Berikan waktu untuk dirimu
Mungkin kamu merasa berat mendengar fakta bahwa beberapa hal membutuhkan waktu. Dalam hal ini, tidak ada cara lain yang bisa dilakukan selain bersabar. Waktu dapat memberikan kamu kesempatan untuk merefleksikan diri dan dipulihkan Tuhan dari rasa sakit. Pengampunan bukanlah hal yang mudah dan terjadi dengan instan. Jangan terburu-buru dan rangkullah rasa sakitmu.
Ulangi prosesnya
Pengampunan bukanlah tujuan, melainkan sebuah perjalanan. Kamu tidak mengampuni seseorang hanya satu kali, tetapi kamu mengampuninya setiap hari sampai akhir hidupmu. Mungkin suatu hari orang tersebut akan bertemu lagi denganmu. Mungkin masa lalu menyakitkan tentangnya akan kembali muncul dalam ingatanmu. Meskipun begitu, kamu harus terus hidup dalam pengampunan. Kamu harus terus berserah dan membiarkan waktu menyembuhkanmu. Tentunya, itu terjadi menurut waktu Tuhan, bukan waktu kita.

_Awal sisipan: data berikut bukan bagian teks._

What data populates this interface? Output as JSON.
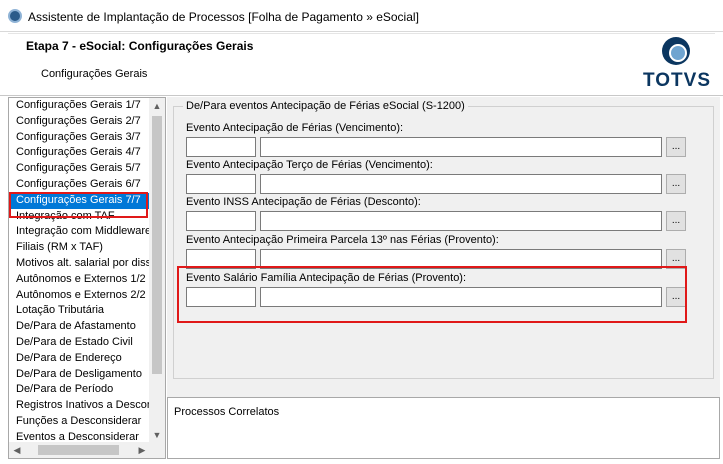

Merelakan hatimu mengampuni mereka yang telah menyakitimu adalah hal yang berat. Kamu mungkin akan sering menangis dan berdiam diri, tetapi tetaplah bertahan dan berjuang untuk mengampuni. Seberat-beratnya mengampuni, itu lebih baik daripada hidup dalam kemarahan dan kebencian seumur hidupmu. Kamu berhak hidup dengan hati yang tenang dan damai; kamu berhak untuk bahagia.
Kemudian datanglah Petrus dan berkata kepada Yesus: “Tuhan, sampai berapa kali aku harus mengampuni saudaraku jika ia berbuat dosa terhadap aku? Sampai tujuh kali?” Yesus berkata kepadanya: “Bukan! Aku berkata kepadamu: Bukan sampai tujuh kali, melainkan sampai tujuh puluh kali tujuh kali” (Matius 18:21-22).